This project analyzes IMDb movie reviews to classify sentiments as positive or negative. It includes text preprocessing, feature extraction using TF-IDF and CountVectorizer, training Logistic Regression and Naive Bayes classifiers, and visualizing frequent words with WordClouds.
This project performs sentiment analysis on IMDb movie reviews to classify them as positive or negative using machine learning techniques.
- Text preprocessing: cleaning, tokenization, stopwords removal, lemmatization, and stemming
- Feature extraction: TF-IDF and CountVectorizer
- Classification models: Logistic Regression and Naive Bayes
- Evaluation using accuracy and classification reports
- WordCloud visualization of the most frequent positive and negative words
- Python 3.x
- pandas
- nltk
- scikit-learn
- matplotlib
- wordcloud
-
Clone the repository or download the script.
-
Install the required Python packages:
pip install pandas nltk scikit-learn matplotlib wordcloud
- Download necessary NLTK datasets (the script includes this, but you can also run separately):
import nltk
nltk.download('punkt')
nltk.download('stopwords')
nltk.download('wordnet')
nltk.download('averaged_perceptron_tagger')
-
Place the IMDb dataset CSV file (e.g., IMDB Dataset.csv) on your machine.
-
Open the Python script and update the dataset file path in the code:
df = pd.read_csv(r"YOUR_DATASET_FILE_PATH_HERE")
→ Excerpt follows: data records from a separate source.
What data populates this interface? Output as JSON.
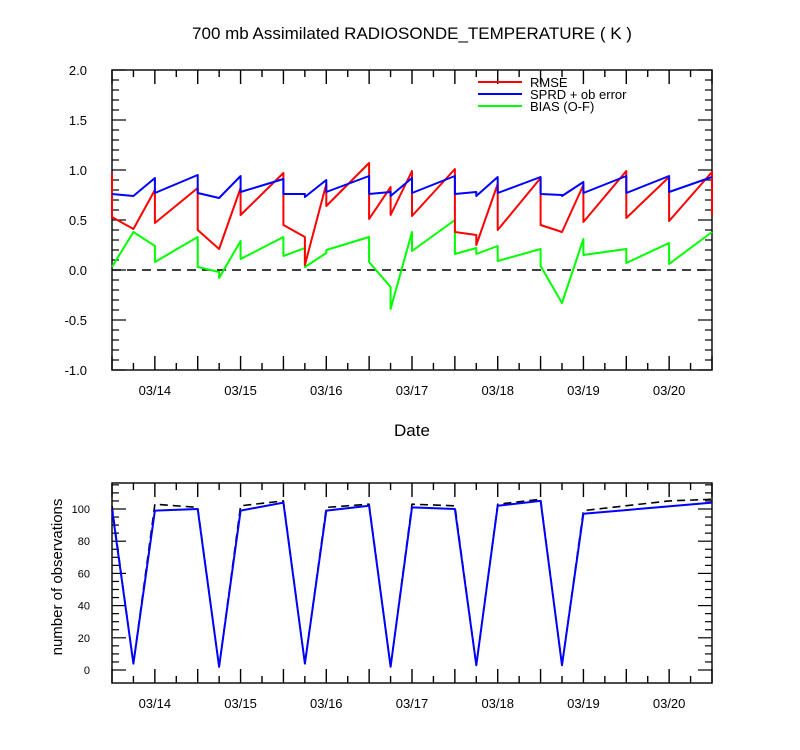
{
  "chart_data": [
    {
      "type": "line",
      "title": "700 mb Assimilated RADIOSONDE_TEMPERATURE ( K )",
      "xlabel": "Date",
      "ylabel": "",
      "x_tick_labels": [
        "03/14",
        "03/15",
        "03/16",
        "03/17",
        "03/18",
        "03/19",
        "03/20"
      ],
      "xlim": [
        13.5,
        20.5
      ],
      "ylim": [
        -1.0,
        2.0
      ],
      "y_ticks": [
        "-1.0",
        "-0.5",
        "0.0",
        "0.5",
        "1.0",
        "1.5",
        "2.0"
      ],
      "zero_line": true,
      "legend_placement": "top-right",
      "series": [
        {
          "name": "RMSE",
          "color": "#ff0000",
          "points": [
            [
              13.5,
              0.96
            ],
            [
              13.5,
              0.53
            ],
            [
              13.75,
              0.41
            ],
            [
              14.0,
              0.8
            ],
            [
              14.0,
              0.47
            ],
            [
              14.5,
              0.82
            ],
            [
              14.5,
              0.4
            ],
            [
              14.75,
              0.21
            ],
            [
              15.0,
              0.82
            ],
            [
              15.0,
              0.55
            ],
            [
              15.5,
              0.97
            ],
            [
              15.5,
              0.45
            ],
            [
              15.75,
              0.33
            ],
            [
              15.75,
              0.05
            ],
            [
              16.0,
              0.86
            ],
            [
              16.0,
              0.64
            ],
            [
              16.5,
              1.07
            ],
            [
              16.5,
              0.51
            ],
            [
              16.75,
              0.83
            ],
            [
              16.75,
              0.55
            ],
            [
              17.0,
              0.99
            ],
            [
              17.0,
              0.54
            ],
            [
              17.5,
              1.01
            ],
            [
              17.5,
              0.38
            ],
            [
              17.75,
              0.35
            ],
            [
              17.75,
              0.25
            ],
            [
              18.0,
              0.86
            ],
            [
              18.0,
              0.4
            ],
            [
              18.5,
              0.92
            ],
            [
              18.5,
              0.45
            ],
            [
              18.75,
              0.38
            ],
            [
              19.0,
              0.85
            ],
            [
              19.0,
              0.48
            ],
            [
              19.5,
              0.99
            ],
            [
              19.5,
              0.52
            ],
            [
              20.0,
              0.93
            ],
            [
              20.0,
              0.49
            ],
            [
              20.5,
              0.98
            ],
            [
              20.5,
              0.55
            ]
          ]
        },
        {
          "name": "SPRD + ob error",
          "color": "#0000ff",
          "points": [
            [
              13.5,
              0.76
            ],
            [
              13.75,
              0.74
            ],
            [
              14.0,
              0.92
            ],
            [
              14.0,
              0.77
            ],
            [
              14.5,
              0.95
            ],
            [
              14.5,
              0.77
            ],
            [
              14.75,
              0.72
            ],
            [
              15.0,
              0.94
            ],
            [
              15.0,
              0.78
            ],
            [
              15.5,
              0.91
            ],
            [
              15.5,
              0.76
            ],
            [
              15.75,
              0.76
            ],
            [
              15.75,
              0.73
            ],
            [
              16.0,
              0.9
            ],
            [
              16.0,
              0.78
            ],
            [
              16.5,
              0.94
            ],
            [
              16.5,
              0.76
            ],
            [
              16.75,
              0.78
            ],
            [
              16.75,
              0.74
            ],
            [
              17.0,
              0.92
            ],
            [
              17.0,
              0.77
            ],
            [
              17.5,
              0.94
            ],
            [
              17.5,
              0.76
            ],
            [
              17.75,
              0.78
            ],
            [
              17.75,
              0.74
            ],
            [
              18.0,
              0.93
            ],
            [
              18.0,
              0.77
            ],
            [
              18.5,
              0.93
            ],
            [
              18.5,
              0.76
            ],
            [
              18.75,
              0.75
            ],
            [
              18.75,
              0.74
            ],
            [
              19.0,
              0.88
            ],
            [
              19.0,
              0.77
            ],
            [
              19.5,
              0.94
            ],
            [
              19.5,
              0.77
            ],
            [
              20.0,
              0.94
            ],
            [
              20.0,
              0.78
            ],
            [
              20.5,
              0.93
            ]
          ]
        },
        {
          "name": "BIAS (O-F)",
          "color": "#00ff00",
          "points": [
            [
              13.5,
              0.03
            ],
            [
              13.75,
              0.38
            ],
            [
              14.0,
              0.24
            ],
            [
              14.0,
              0.08
            ],
            [
              14.5,
              0.33
            ],
            [
              14.5,
              0.03
            ],
            [
              14.75,
              -0.02
            ],
            [
              14.75,
              -0.08
            ],
            [
              15.0,
              0.29
            ],
            [
              15.0,
              0.11
            ],
            [
              15.5,
              0.33
            ],
            [
              15.5,
              0.14
            ],
            [
              15.75,
              0.22
            ],
            [
              15.75,
              0.03
            ],
            [
              16.0,
              0.17
            ],
            [
              16.0,
              0.2
            ],
            [
              16.5,
              0.33
            ],
            [
              16.5,
              0.08
            ],
            [
              16.75,
              -0.17
            ],
            [
              16.75,
              -0.39
            ],
            [
              17.0,
              0.38
            ],
            [
              17.0,
              0.19
            ],
            [
              17.5,
              0.5
            ],
            [
              17.5,
              0.16
            ],
            [
              17.75,
              0.22
            ],
            [
              17.75,
              0.16
            ],
            [
              18.0,
              0.24
            ],
            [
              18.0,
              0.09
            ],
            [
              18.5,
              0.21
            ],
            [
              18.5,
              0.04
            ],
            [
              18.75,
              -0.33
            ],
            [
              19.0,
              0.31
            ],
            [
              19.0,
              0.15
            ],
            [
              19.5,
              0.21
            ],
            [
              19.5,
              0.07
            ],
            [
              20.0,
              0.27
            ],
            [
              20.0,
              0.06
            ],
            [
              20.5,
              0.38
            ]
          ]
        }
      ]
    },
    {
      "type": "line",
      "title": "",
      "xlabel": "",
      "ylabel": "number of observations",
      "x_tick_labels": [
        "03/14",
        "03/15",
        "03/16",
        "03/17",
        "03/18",
        "03/19",
        "03/20"
      ],
      "xlim": [
        13.5,
        20.5
      ],
      "ylim": [
        0,
        117
      ],
      "y_ticks": [
        "0",
        "20",
        "40",
        "60",
        "80",
        "100"
      ],
      "series": [
        {
          "style": "dashed",
          "color": "#000000",
          "points": [
            [
              13.5,
              102
            ],
            [
              13.75,
              4
            ],
            [
              14.0,
              103
            ],
            [
              14.5,
              101
            ],
            [
              14.75,
              2
            ],
            [
              15.0,
              102
            ],
            [
              15.5,
              105
            ],
            [
              15.75,
              4
            ],
            [
              16.0,
              101
            ],
            [
              16.5,
              103
            ],
            [
              16.75,
              2
            ],
            [
              17.0,
              103
            ],
            [
              17.5,
              102
            ],
            [
              17.75,
              3
            ],
            [
              18.0,
              103
            ],
            [
              18.5,
              106
            ],
            [
              18.75,
              3
            ],
            [
              19.0,
              99
            ],
            [
              20.0,
              105
            ],
            [
              20.5,
              106
            ]
          ]
        },
        {
          "style": "solid",
          "color": "#0000ff",
          "points": [
            [
              13.5,
              100
            ],
            [
              13.75,
              4
            ],
            [
              14.0,
              99
            ],
            [
              14.5,
              100
            ],
            [
              14.75,
              2
            ],
            [
              15.0,
              99
            ],
            [
              15.5,
              104
            ],
            [
              15.75,
              4
            ],
            [
              16.0,
              99
            ],
            [
              16.5,
              102
            ],
            [
              16.75,
              2
            ],
            [
              17.0,
              101
            ],
            [
              17.5,
              100
            ],
            [
              17.75,
              3
            ],
            [
              18.0,
              102
            ],
            [
              18.5,
              105
            ],
            [
              18.75,
              3
            ],
            [
              19.0,
              97
            ],
            [
              20.5,
              104
            ]
          ]
        }
      ]
    }
  ]
}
- Run the script. It will:
- Preprocess the reviews
- Vectorize text using TF-IDF and CountVectorizer
- Train Logistic Regression and Naive Bayes classifiers
- Output accuracy and classification reports
- Generate WordCloud visualizations for positive and negative reviews
- Make sure the file path to the dataset matches the location on your computer.
- You can adjust vectorizer parameters or classifiers as needed for experimentation.
This project is open source and available under the MIT License.